There is also a species of partnership which may be incorporated with either of the other kinds, called partnership in commendam, or limited partnership. Partnership in commendam is formed by a contract, by which one person or partnership agrees to furnish another person or partnership a certain amount, either in property or money, to be employed by the person or partnership whom it is furnished, in his or their own name or firm, on condition of receiving a share in the profits, in the proportion determined by the contract, and of being liable to losses and expenses to the amount furnished, and no more. Every species of partnership may receive such partners. It is therefore a modification of which the several kinds of partnerships are susceptible, rather than a separate division of partnerships.
- n. The state or condition of being a partner; as, to be in partnership with another; to have partnership in the fortunes of a family or a state. A division or sharing among partners; joint possession or interest. An alliance or association of persons for the prosecution of an undertaking or a business on joint account; a company; a firm; a house; as, to form a partnership.
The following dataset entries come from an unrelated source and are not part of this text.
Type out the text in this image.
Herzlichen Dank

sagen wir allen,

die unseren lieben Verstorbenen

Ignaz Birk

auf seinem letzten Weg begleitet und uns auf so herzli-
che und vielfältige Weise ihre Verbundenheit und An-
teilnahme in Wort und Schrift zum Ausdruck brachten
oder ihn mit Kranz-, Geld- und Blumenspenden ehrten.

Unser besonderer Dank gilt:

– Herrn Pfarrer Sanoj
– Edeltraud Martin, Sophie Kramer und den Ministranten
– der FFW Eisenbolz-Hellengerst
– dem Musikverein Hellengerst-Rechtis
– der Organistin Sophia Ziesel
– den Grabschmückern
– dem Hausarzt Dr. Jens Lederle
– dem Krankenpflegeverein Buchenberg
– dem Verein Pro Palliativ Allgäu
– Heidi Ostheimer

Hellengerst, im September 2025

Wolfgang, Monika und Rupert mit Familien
- (Law) A contract between two or more competent persons for joining together their money, goods, labor, and skill, or any or all of them, under an understanding that there shall be a communion of profit between them, and for the purpose of carrying on a legal trade, business, or adventure. Community of profit is absolutely essential to, though not necessary the test of, a partnership. (Arith.) See Fellowship, n.
- Limited partnership, a form of partnership in which the firm consists of one or more general partners, jointly and severally responsible as ordinary partners, and one or more special partners, who are not liable for the debts of the partnership beyond the amount of cash they contribute as capital.
- Partnership in commendam, the title given to the limited partnership (F. société en commandité) of the French law, introduced into the code of Louisiana.
- Silent partnership, the relation of partnership sustained by a person who furnishes capital only.
The common law rule in the District of Columbia is that a partnership cannot sue or be sued as a separate entity. See: Mayflower Hotel Stockholders v. Mayflower Hotel Corp., 73 F. Supp. 721 (D.D.C.1947), rev'd on other grounds, 84 U.S.App.D.C. 275, 173 F.2d 416 (1949); Fennell v. Bache, 74 App.D.C. 247, 123 F.2d 905 (1941); Matson v. Mackubin, 61 App.D.C. 102, 57 F.2d 941 (1932); National Ass'n for Community Development v. Hodgson, 356 F. Supp. 1399, 1402 (D.D.C.1973).